When other factors are in place, the heart-shaped box of goodies is guaranteed to get my attention. Priorities shift with age, however, as you’ll see in this post. “Am I shallow…or just realistic?” (That’s rhetorical–Please don’t answer.)
I was at a pre-Valentine dinner over the weekend and another senior couple was talking about how they met. It seems the woman’s paramour flashed his portfolio summary at her, attesting to his financial soundness. It got me to thinking.
I recall, as teacher, the junior high school boys I taught, trying to impress the girls in class with their pre-pubescent antics. They’d burp and release other bodily gasses to make a statement (all the more prevalent if they came to my class right after lunch.)
That’s right, they’d try to out-fart and out-belch each other, while I shook my head in disbelief. You see, they apparently viewed these barbaric behaviors as attractive, believing they suggested ‘potency.’

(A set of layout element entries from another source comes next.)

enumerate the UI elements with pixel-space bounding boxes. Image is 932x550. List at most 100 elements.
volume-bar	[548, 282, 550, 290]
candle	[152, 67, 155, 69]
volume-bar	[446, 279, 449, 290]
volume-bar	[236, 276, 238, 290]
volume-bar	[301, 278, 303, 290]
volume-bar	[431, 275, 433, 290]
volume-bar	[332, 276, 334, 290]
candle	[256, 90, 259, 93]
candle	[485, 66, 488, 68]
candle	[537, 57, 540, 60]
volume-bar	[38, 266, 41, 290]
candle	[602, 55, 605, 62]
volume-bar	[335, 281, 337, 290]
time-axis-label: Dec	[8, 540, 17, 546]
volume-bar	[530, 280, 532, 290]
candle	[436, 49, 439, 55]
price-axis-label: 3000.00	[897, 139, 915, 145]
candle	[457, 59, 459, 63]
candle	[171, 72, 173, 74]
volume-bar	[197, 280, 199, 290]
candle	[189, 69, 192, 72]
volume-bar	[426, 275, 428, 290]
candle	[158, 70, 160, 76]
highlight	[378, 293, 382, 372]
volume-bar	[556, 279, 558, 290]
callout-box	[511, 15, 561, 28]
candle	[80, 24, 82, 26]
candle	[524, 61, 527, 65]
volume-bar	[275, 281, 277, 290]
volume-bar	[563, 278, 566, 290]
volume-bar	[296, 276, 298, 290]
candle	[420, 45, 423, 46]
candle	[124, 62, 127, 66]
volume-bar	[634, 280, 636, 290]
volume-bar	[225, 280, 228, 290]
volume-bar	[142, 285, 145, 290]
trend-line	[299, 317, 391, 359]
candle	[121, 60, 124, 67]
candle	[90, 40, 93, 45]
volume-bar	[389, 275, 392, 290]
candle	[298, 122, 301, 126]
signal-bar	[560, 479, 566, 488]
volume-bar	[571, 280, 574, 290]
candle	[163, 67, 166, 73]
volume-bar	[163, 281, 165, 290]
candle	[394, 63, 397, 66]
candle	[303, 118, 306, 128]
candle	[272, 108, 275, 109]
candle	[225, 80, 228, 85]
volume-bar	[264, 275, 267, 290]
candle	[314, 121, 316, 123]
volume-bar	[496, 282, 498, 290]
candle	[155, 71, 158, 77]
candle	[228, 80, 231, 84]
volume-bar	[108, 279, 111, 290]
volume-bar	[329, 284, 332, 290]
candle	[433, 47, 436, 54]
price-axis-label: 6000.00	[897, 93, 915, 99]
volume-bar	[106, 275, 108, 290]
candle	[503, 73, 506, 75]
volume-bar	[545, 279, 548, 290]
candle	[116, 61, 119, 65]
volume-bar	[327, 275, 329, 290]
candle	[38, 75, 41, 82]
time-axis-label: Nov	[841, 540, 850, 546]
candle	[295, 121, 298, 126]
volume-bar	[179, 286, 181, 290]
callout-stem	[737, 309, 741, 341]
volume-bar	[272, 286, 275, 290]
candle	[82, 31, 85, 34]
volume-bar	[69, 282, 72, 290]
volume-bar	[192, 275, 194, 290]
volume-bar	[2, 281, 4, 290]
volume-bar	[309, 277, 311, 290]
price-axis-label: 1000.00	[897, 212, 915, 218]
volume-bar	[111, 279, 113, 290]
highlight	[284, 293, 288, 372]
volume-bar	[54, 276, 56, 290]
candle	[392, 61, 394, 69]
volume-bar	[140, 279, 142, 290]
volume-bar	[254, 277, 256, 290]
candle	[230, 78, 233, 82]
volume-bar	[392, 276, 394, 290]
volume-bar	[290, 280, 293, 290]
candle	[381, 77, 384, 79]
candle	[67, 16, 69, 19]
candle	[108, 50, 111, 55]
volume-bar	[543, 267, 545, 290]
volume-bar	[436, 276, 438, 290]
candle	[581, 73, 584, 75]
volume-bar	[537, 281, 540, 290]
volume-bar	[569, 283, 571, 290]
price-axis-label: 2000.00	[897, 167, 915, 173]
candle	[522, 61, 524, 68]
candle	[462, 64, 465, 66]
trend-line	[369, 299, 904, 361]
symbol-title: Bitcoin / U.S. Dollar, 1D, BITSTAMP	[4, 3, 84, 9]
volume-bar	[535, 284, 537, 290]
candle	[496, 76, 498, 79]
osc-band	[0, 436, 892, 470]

Then, too, they’d fight. Each afternoon, at dismissal, the boys all headed to a bank along the perimeter of the school grounds where the fight was to take place. All the kids knew about it—the rumor had circulated throughout the school day: “Brandon and Mike are going to rip each other apart, at dismissal.”
The crowd (all ‘in’ on the contest) gathered about, cheering on their favorites. The contest erupted, usually, over the favor of some girl.
Fast-forward to later years when courtship took on more mature ways to evaluate a mate. Yep…in the young adult years, the sexes resort to a much deeper method of ascertaining whether a person is Life-Partner material.
While in this period, both men and women place higher value on: “Does he have good hair?” “Is she stacked?” (Do they still use this term?) “Are they good sexual partners?” They’re more concerned with each other’s physical attributes, and that preoccupation takes center stage (analysts say we subconsciously choose mates based on our idea that strength–in any realm–suggests procreation power.)
Yes, they deem finances important, but that pales in comparison to the physical.
Finally, go on to the later stages of life.
That’s when the full-flowering of the change in “How to Attract a Mate” is clear. In the later years, one partner might ask a potential mate: “Do you have a pension?” “Do you get Social Security?” “How about those IRA’s—got any?”
Then, too, they want to know about medical benefits. If one gets the infamously-wonderful Tri-Care medical benefits afforded to military personnel (and their spouses), he/she is even a hotter candidate on the Love List.
The partner who shops around his financial-worthiness is no slouch, for he knows: In the later years, THIS might be what really matters. It’s ceased being transitory and shallow indicators such as looks or perseverance/endurance (anywhere).
In the end, it just could be the portfolio that sings….and snags the object of his desire.
And that’s why our friend showed his to her, early on in their relationship. He’d become an apt student in the ways of this world, and he’d learned valuable lessons on his life journey (George, my true inspiration for this post… I’m singing your praises here.)
So, if you don’t have a honey on this Valentine Day, don’t despair…The above is a blueprint to attract one…Just make sure your intended has some of the other, more deeply-defining attributes of a good person, too, or you’ll rue the day you let him/her in on your financial soundness.
‘Happy hunting’ to you who haven’t a partner. And to those of you who prefer to live alone (you’re now 1 in 7 Americans who live that way, intentionally,) author Eric Klinenburg’s has written a book about you. Check it out at “Going Solo” –at this link.
And ”Happy Valentine’s Day” to you all.